Kazkommertsbank
- Company type: Joint stock company
- Industry: Finance and Insurance
- Founded: 1990
- Defunct: July 27, 2018
- Fate: Acquired and merged
- Successor: Halyk Bank
- Headquarters: Almaty, Kazakhstan
- Key people: Nina Zhusupova, Chairman Nurzhan Subkhanberdin
- Products: Banking services
- Revenue: 19,023 million KZT (2009)
- Website: www.qazkom.kz ^{[dead link]}

= Kazkommertsbank =

Private bank located in Kazakhstan

Kazkommertsbank (Қазкоммерцбанк) was the largest private bank in Kazakhstan with a total market share of 24% until 2018. Kazkommertsbank was a large provider of banking services and other financial products to large and medium-sized corporations in all sectors of Kazakh economy.
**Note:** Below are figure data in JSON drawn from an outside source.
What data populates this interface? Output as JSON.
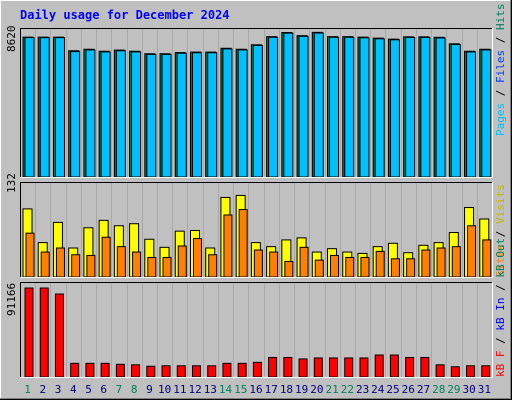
{
  "chart_data": [
    {
      "type": "bar",
      "title": "Daily usage for December 2024",
      "categories": [
        "1",
        "2",
        "3",
        "4",
        "5",
        "6",
        "7",
        "8",
        "9",
        "10",
        "11",
        "12",
        "13",
        "14",
        "15",
        "16",
        "17",
        "18",
        "19",
        "20",
        "21",
        "22",
        "23",
        "24",
        "25",
        "26",
        "27",
        "28",
        "29",
        "30",
        "31"
      ],
      "weekend_days": [
        "1",
        "7",
        "8",
        "14",
        "15",
        "21",
        "22",
        "28",
        "29"
      ],
      "ymax_label": "8620",
      "ylim": [
        0,
        8620
      ],
      "right_label": [
        "Pages",
        "Files",
        "Hits"
      ],
      "series": [
        {
          "name": "Hits",
          "values": [
            8430,
            8430,
            8430,
            7610,
            7700,
            7580,
            7650,
            7580,
            7430,
            7430,
            7500,
            7530,
            7530,
            7760,
            7700,
            7970,
            8460,
            8710,
            8520,
            8720,
            8460,
            8460,
            8430,
            8370,
            8310,
            8450,
            8450,
            8420,
            8030,
            7580,
            7700
          ]
        },
        {
          "name": "Files",
          "values": [
            8400,
            8400,
            8400,
            7560,
            7660,
            7540,
            7610,
            7540,
            7390,
            7390,
            7460,
            7490,
            7490,
            7720,
            7660,
            7930,
            8420,
            8670,
            8480,
            8680,
            8420,
            8420,
            8390,
            8330,
            8270,
            8410,
            8410,
            8380,
            7990,
            7540,
            7660
          ]
        }
      ]
    },
    {
      "type": "bar",
      "ymax_label": "132",
      "ylim": [
        0,
        132
      ],
      "right_label": [
        "Sites",
        "Visits"
      ],
      "series": [
        {
          "name": "Visits",
          "values": [
            101,
            51,
            81,
            43,
            73,
            84,
            76,
            79,
            56,
            44,
            68,
            69,
            43,
            118,
            121,
            51,
            45,
            55,
            58,
            37,
            42,
            37,
            35,
            45,
            50,
            36,
            47,
            51,
            66,
            103,
            86
          ]
        },
        {
          "name": "Sites",
          "values": [
            65,
            37,
            43,
            33,
            32,
            59,
            45,
            37,
            29,
            29,
            46,
            57,
            33,
            92,
            100,
            40,
            37,
            23,
            44,
            25,
            32,
            29,
            29,
            38,
            27,
            27,
            40,
            43,
            45,
            76,
            55
          ]
        }
      ]
    },
    {
      "type": "bar",
      "ymax_label": "91166",
      "ylim": [
        0,
        91166
      ],
      "right_label": [
        "kB F",
        "kB In",
        "kB Out"
      ],
      "series": [
        {
          "name": "kB F",
          "values": [
            91166,
            91166,
            85000,
            14000,
            14000,
            14000,
            13000,
            12500,
            11000,
            11500,
            11500,
            11500,
            11500,
            14000,
            14000,
            15000,
            20000,
            20000,
            18500,
            19500,
            19500,
            19500,
            19500,
            22500,
            22500,
            20000,
            20000,
            12500,
            10500,
            11500,
            11500
          ]
        }
      ]
    }
  ],
  "colors": {
    "background": "#c0c0c0",
    "title": "#0000ff",
    "hits": "#00805c",
    "files": "#0040ff",
    "pages": "#00c0ff",
    "visits": "#ffff00",
    "sites": "#ff8000",
    "kbf": "#ff0000",
    "kbin": "#0000ff",
    "kbout": "#00805c",
    "weekend": "#00805c",
    "weekday": "#000080"
  }
}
Kazkommertsbank merged with Halyk Bank on 27 July 2018.

Its commercial banking business primarily consisted of corporate banking, trade and project finance, personal banking, debit and credit card services and foreign currency trading. Its principal activities were the acceptance of deposits and the provision of loans and credit facilities in Tenge and foreign currencies. The Bank was also a major participant in the securities market and the foreign currency market in Kazakhstan.

== History ==
In 2013, the bank introduced "mini-mobile POS terminals" for customers to be able to use a smart phone or tablet computer to accept credit card payments. According to CISTRAN Finance, the increase in card payments in 2012 led to a 0.6 percent growth in Kazakhstan's GDP.